But an export licence for the work has been blocked by the Department for Digital, Culture, Media and Sport (DCMS) which is calling for a new buyer to be found to pay £11.5m and keep it in the country.

The 11 x 5in (28 x 13cm) black chalk sketch had come to the fee-paying independent school as part of the impressive collection left to the institution in c.1880 by an alumnus, Matthew Holbeche Bloxam (1805-88). Bloxam was a distinguished antiquarian and also the nephew of Sir Thomas Lawrence, also a great collector of Old Masters.

It is one of only 28 surviving drawings by van Leyden and is believed to be the last example outside a museum.

“Aesthetic importance”

The Reviewing Committee on the Export of Works of Art and Objects of Cultural Interest (RCEWA) recommended blocking its export on the grounds of the drawing’s “outstanding aesthetic importance and its significance for the study of the works of Lucas van Leyden”.
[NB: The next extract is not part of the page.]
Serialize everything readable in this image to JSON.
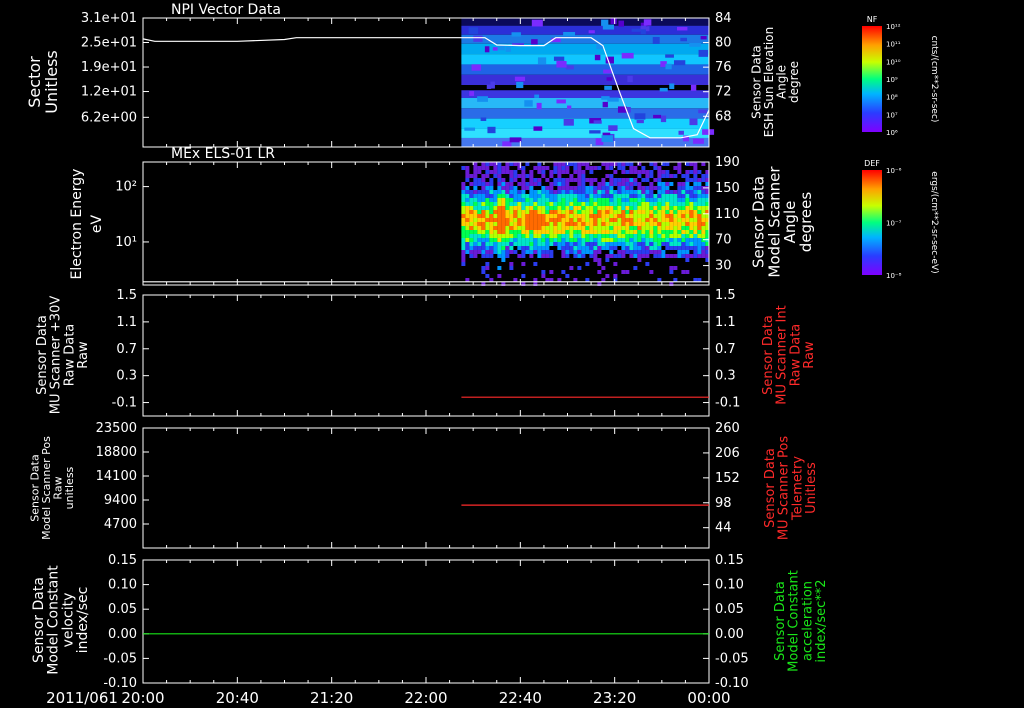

Aidan Weston-Lewis, a RCEWA member, said: “Van Leyden’s inclusion of credible, contemporary characters like this in his narrative compositions lends them an appealing conviction, and anticipates the work of Pieter Bruegel the Elder later in the century.

“One of a small group of the artist’s drawings to have come down to us, this sheet is unlike any of the others in this country and every effort should be made to retain it.”

The decision on the export licence application for the drawing will be deferred until July 17 and this could be extended to December 17 if a serious intention to raise funds to purchase it is made.

The sketch was purchased for a hammer price of £10m in December but, with fees and VAT, a price of nearly £11.78m is sought.

The hammer price last year ranked only behind two works by Raphael, one sold at Sotheby’s and one at Christie's, in terms of the most expensive Old Master drawings ever auctioned.